Marina Viotti : Oui exactement ! (rires). Mes parents me mettaient même dans un couffin dans la fosse d’orchestre quand j’étais bébé. Je ne bougeais pas, et j’écoutais… Toute mon enfance a été bercée par des opéras que l’on écoutait en boucle à la maison ou avec le public. Il y a des films où l’on nous voit, enfants, avec mes trois frères et sœurs, déguisés, en train de chanter et de rejouer l’opéra qu’on écoute à ce moment-là. Ce n’est pas par hasard que nous sommes tous dans la musique aujourd’hui, mes frères et sœurs et moi, même si j’ai essayé de m’en éloigner quelques années... J’y suis revenue, comme l’on revient à nos premières amours…
Parlez-nous de votre voix. Où en est-elle à ce stade ? Le belcanto semble être votre répertoire de prédilection…

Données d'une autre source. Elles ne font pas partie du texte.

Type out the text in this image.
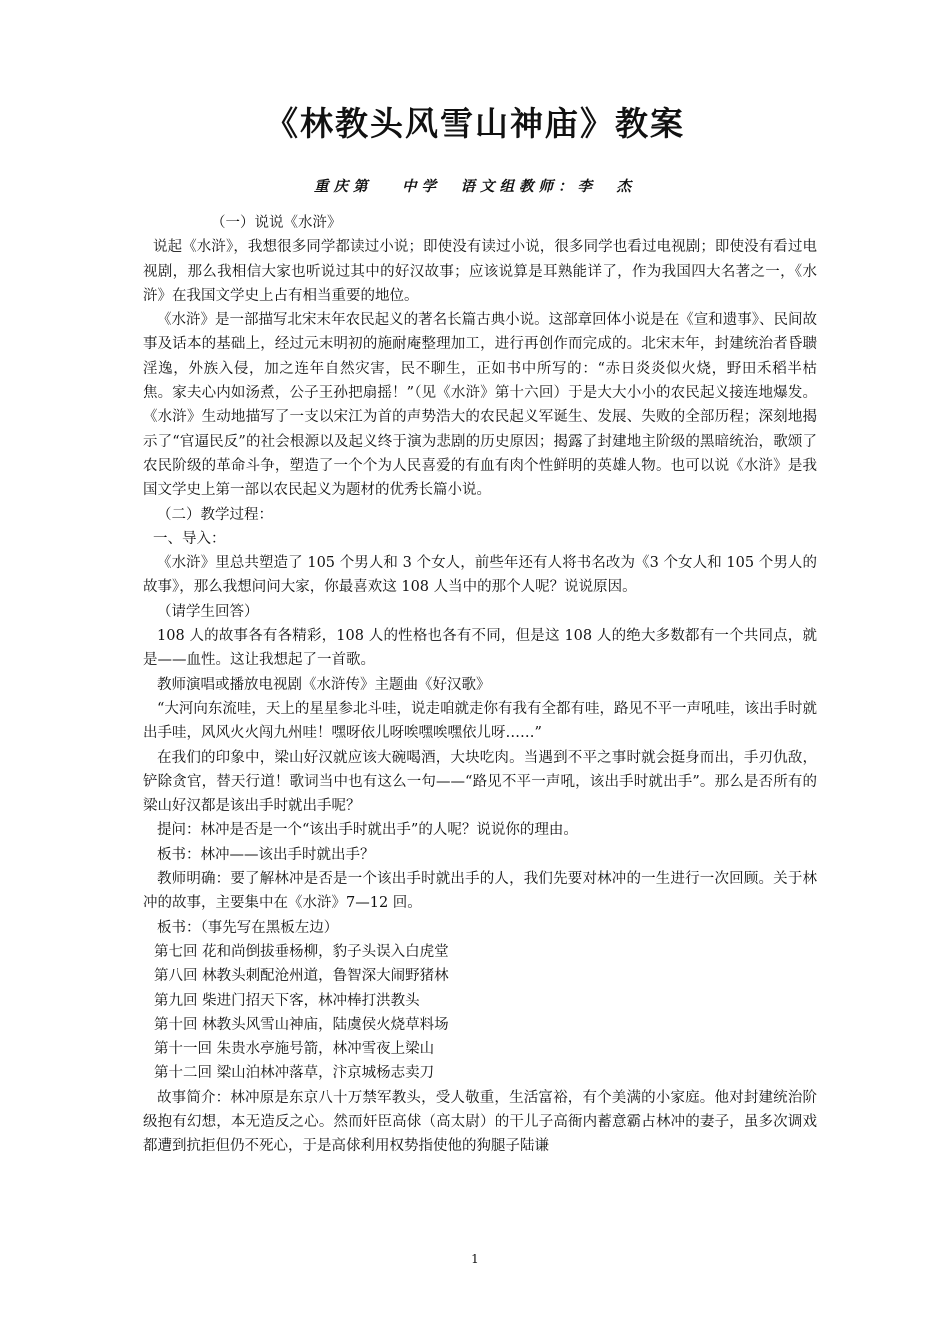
《林教头风雪山神庙》教案
重庆第　 中学　语文组教师：李　杰

（一）说说《水浒》

说起《水浒》，我想很多同学都读过小说；即使没有读过小说，很多同学也看过电视剧；即使没有看过电视剧，那么我相信大家也听说过其中的好汉故事；应该说算是耳熟能详了，作为我国四大名著之一，《水浒》在我国文学史上占有相当重要的地位。

《水浒》是一部描写北宋末年农民起义的著名长篇古典小说。这部章回体小说是在《宣和遗事》、民间故事及话本的基础上，经过元末明初的施耐庵整理加工，进行再创作而完成的。北宋末年，封建统治者昏聩淫逸，外族入侵，加之连年自然灾害，民不聊生，正如书中所写的：“赤日炎炎似火烧，野田禾稻半枯焦。家夫心内如汤煮，公子王孙把扇摇！”（见《水浒》第十六回）于是大大小小的农民起义接连地爆发。《水浒》生动地描写了一支以宋江为首的声势浩大的农民起义军诞生、发展、失败的全部历程；深刻地揭示了“官逼民反”的社会根源以及起义终于演为悲剧的历史原因；揭露了封建地主阶级的黑暗统治，歌颂了农民阶级的革命斗争，塑造了一个个为人民喜爱的有血有肉个性鲜明的英雄人物。也可以说《水浒》是我国文学史上第一部以农民起义为题材的优秀长篇小说。

（二）教学过程：

一、导入：

《水浒》里总共塑造了 105 个男人和 3 个女人，前些年还有人将书名改为《3 个女人和 105 个男人的故事》，那么我想问问大家，你最喜欢这 108 人当中的那个人呢？说说原因。

（请学生回答）

108 人的故事各有各精彩，108 人的性格也各有不同，但是这 108 人的绝大多数都有一个共同点，就是——血性。这让我想起了一首歌。

教师演唱或播放电视剧《水浒传》主题曲《好汉歌》

“大河向东流哇，天上的星星参北斗哇，说走咱就走你有我有全都有哇，路见不平一声吼哇，该出手时就出手哇，风风火火闯九州哇！嘿呀依儿呀唉嘿唉嘿依儿呀……”

在我们的印象中，梁山好汉就应该大碗喝酒，大块吃肉。当遇到不平之事时就会挺身而出，手刃仇敌，铲除贪官，替天行道！歌词当中也有这么一句——“路见不平一声吼，该出手时就出手”。那么是否所有的梁山好汉都是该出手时就出手呢？

提问：林冲是否是一个“该出手时就出手”的人呢？说说你的理由。

板书：林冲——该出手时就出手？

教师明确：要了解林冲是否是一个该出手时就出手的人，我们先要对林冲的一生进行一次回顾。关于林冲的故事，主要集中在《水浒》7—12 回。

板书：（事先写在黑板左边）

第七回 花和尚倒拔垂杨柳，豹子头误入白虎堂

第八回 林教头刺配沧州道，鲁智深大闹野猪林

第九回 柴进门招天下客，林冲棒打洪教头

第十回 林教头风雪山神庙，陆虞侯火烧草料场

第十一回 朱贵水亭施号箭，林冲雪夜上梁山

第十二回 梁山泊林冲落草，汴京城杨志卖刀

故事简介：林冲原是东京八十万禁军教头，受人敬重，生活富裕，有个美满的小家庭。他对封建统治阶级抱有幻想，本无造反之心。然而奸臣高俅（高太尉）的干儿子高衙内蓄意霸占林冲的妻子，虽多次调戏都遭到抗拒但仍不死心，于是高俅利用权势指使他的狗腿子陆谦

1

Ma voix évolue plutôt bien. Elle a énormément changé en cinq ans. Quand j’ai commencé le chant, j’étais alto, je n’avais aucun aigu. Puis j’ai rencontré Raul Gimenez qui m’a fait découvrir la technique italienne (dite du « masque »), et tout à coup mon répertoire a totalement changé, et ma voix est devenue beaucoup plus légère avec des aigus, jusqu’au contre-Ré. C’est pour ça que je me suis tout naturellement tournée vers Rossini, Mozart, Haendel, Offenbach, Bellini... même si je n’ai pas perdu mes graves, ce qui me donne un ambitus très large, une tessiture typiquement « mezzo » en fait. Et depuis quelques mois, je sens ma voix grandir, elle gagne en puissance, elle s’ancre dans le corps, c’est un sentiment magique. J’espère pouvoir rester le plus longtemps possible dans le répertoire mozartien et belcantiste, pour garder ma voix souple et saine, mais je sais que je vais aussi pouvoir aborder des rôles plus lyriques dans quelques années, comme Octavian ou Charlotte...
Vous avez fait partie de la troupe du Grand-Théâtre de Genève, et vous y étiez encore il y a deux saisons. Que vous a apporté cette expérience ?

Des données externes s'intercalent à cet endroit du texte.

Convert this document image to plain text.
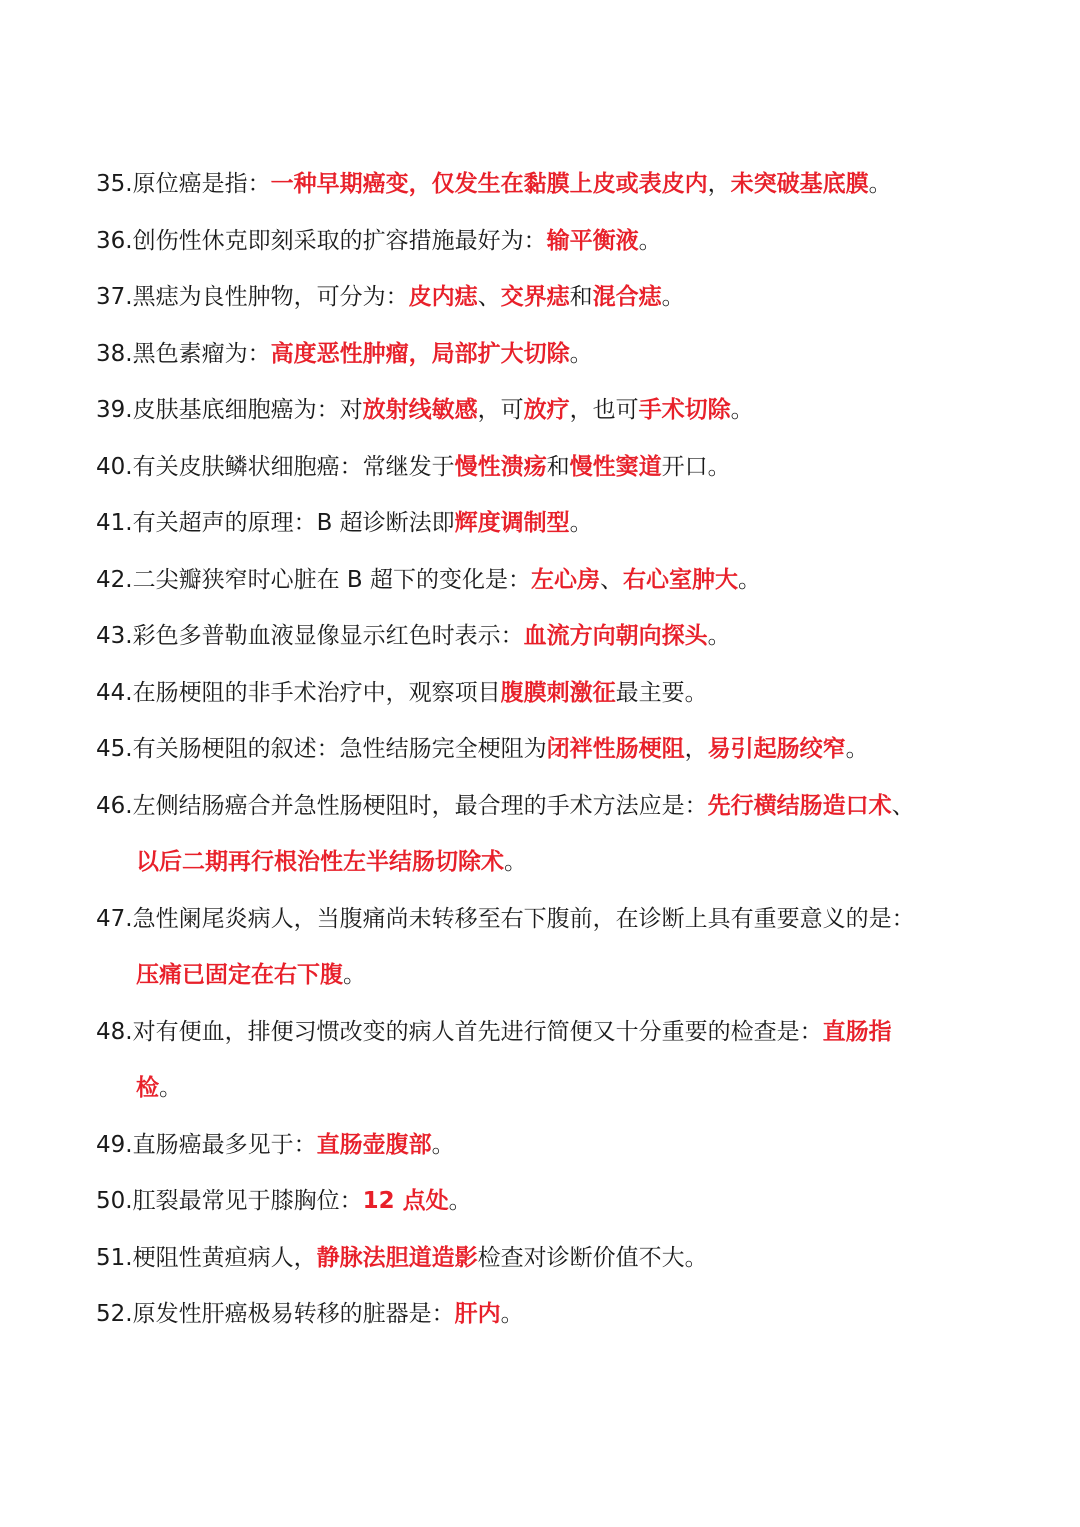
35.原位癌是指：一种早期癌变，仅发生在黏膜上皮或表皮内，未突破基底膜。
36.创伤性休克即刻采取的扩容措施最好为：输平衡液。
37.黑痣为良性肿物，可分为：皮内痣、交界痣和混合痣。
38.黑色素瘤为：高度恶性肿瘤，局部扩大切除。
39.皮肤基底细胞癌为：对放射线敏感，可放疗，也可手术切除。
40.有关皮肤鳞状细胞癌：常继发于慢性溃疡和慢性窦道开口。
41.有关超声的原理：B 超诊断法即辉度调制型。
42.二尖瓣狭窄时心脏在 B 超下的变化是：左心房、右心室肿大。
43.彩色多普勒血液显像显示红色时表示：血流方向朝向探头。
44.在肠梗阻的非手术治疗中，观察项目腹膜刺激征最主要。
45.有关肠梗阻的叙述：急性结肠完全梗阻为闭袢性肠梗阻，易引起肠绞窄。
46.左侧结肠癌合并急性肠梗阻时，最合理的手术方法应是：先行横结肠造口术、
以后二期再行根治性左半结肠切除术。
47.急性阑尾炎病人，当腹痛尚未转移至右下腹前，在诊断上具有重要意义的是：
压痛已固定在右下腹。
48.对有便血，排便习惯改变的病人首先进行简便又十分重要的检查是：直肠指
检。
49.直肠癌最多见于：直肠壶腹部。
50.肛裂最常见于膝胸位：12 点处。
51.梗阻性黄疸病人，静脉法胆道造影检查对诊断价值不大。
52.原发性肝癌极易转移的脏器是：肝内。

Beaucoup de bonnes choses : une stabilité, une expérience riche de rencontres incroyables, plein de rôles à mon répertoire (j’étais « cover » de toutes les mezzos qui venaient chanter…). Mes premiers pas sur une grande scène : j’ai dû chanter au pied levé la générale de Norma en tant qu’Adalgisa, littéralement cinq minutes avant le lever du rideau, alors que je n’avais pas fait une seule répétition. Je n’ai oublié que deux phrases… (rires). Ce sont des expériences qui marquent, qui montrent qu’on a de bons nerfs et qu’on est faite pour ce métier. C’était aussi un peu frustrant car je ne chantais que les petits rôles (Rosette dans Manon, Marthe dans Faust...) alors que je me savais capable de faire une Rosina ou une Dorabella. Être sur « le banc » la plupart du temps était donc parfois difficile. Mais ça nous apprend l’humilité, et la patience.

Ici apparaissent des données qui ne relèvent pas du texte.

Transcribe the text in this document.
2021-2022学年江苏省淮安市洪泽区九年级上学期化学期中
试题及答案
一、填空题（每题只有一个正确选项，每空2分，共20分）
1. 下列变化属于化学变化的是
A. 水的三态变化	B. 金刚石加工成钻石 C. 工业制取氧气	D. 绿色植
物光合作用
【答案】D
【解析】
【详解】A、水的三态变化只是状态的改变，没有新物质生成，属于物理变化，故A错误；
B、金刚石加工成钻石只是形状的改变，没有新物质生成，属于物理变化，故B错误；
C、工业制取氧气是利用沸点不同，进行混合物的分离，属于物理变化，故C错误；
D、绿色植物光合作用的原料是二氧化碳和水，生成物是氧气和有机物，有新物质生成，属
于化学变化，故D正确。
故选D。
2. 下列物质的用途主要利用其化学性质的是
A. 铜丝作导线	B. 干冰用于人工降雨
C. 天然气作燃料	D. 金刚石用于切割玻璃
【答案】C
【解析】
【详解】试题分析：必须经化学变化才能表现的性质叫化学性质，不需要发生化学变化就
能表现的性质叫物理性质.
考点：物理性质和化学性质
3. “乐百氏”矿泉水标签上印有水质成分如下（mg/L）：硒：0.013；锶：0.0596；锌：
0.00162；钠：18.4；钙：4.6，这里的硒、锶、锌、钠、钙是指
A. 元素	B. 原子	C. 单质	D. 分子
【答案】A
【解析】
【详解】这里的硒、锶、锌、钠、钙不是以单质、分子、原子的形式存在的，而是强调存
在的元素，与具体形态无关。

Rosina du Barbier de Séville à l’Opéra national du Rhin a donc été votre premier « premier rôle » sur une scène d'importance (nous avons assisté au spectacle), et vous deviez reprendre ce rôle rien moins que trois fois ces prochains temps sur trois autres scènes emblématiques : la Semperoper de Dresde en juin, le Gran Teatre del Liceu en juillet, et aux Soirées lyriques de Sanxay en août... Pouvez- vous nous parler de ce rôle et de ces trois projets malheureusement avortés ?...
Depuis toute petite, je suis une rossinienne dans l’âme. J’ai vu mille fois mon père diriger L’italienne à Alger ou Le Barbier de Séville, et j’ai ri à chaque fois. Je chantais les coloratures à tue-tête déjà toute petite. Ce sont des opéras qui mettent en joie et je ne connais aucun sentiment aussi génial que de faire rire les gens, et de les voir rentrer chez eux avec un grand sourire.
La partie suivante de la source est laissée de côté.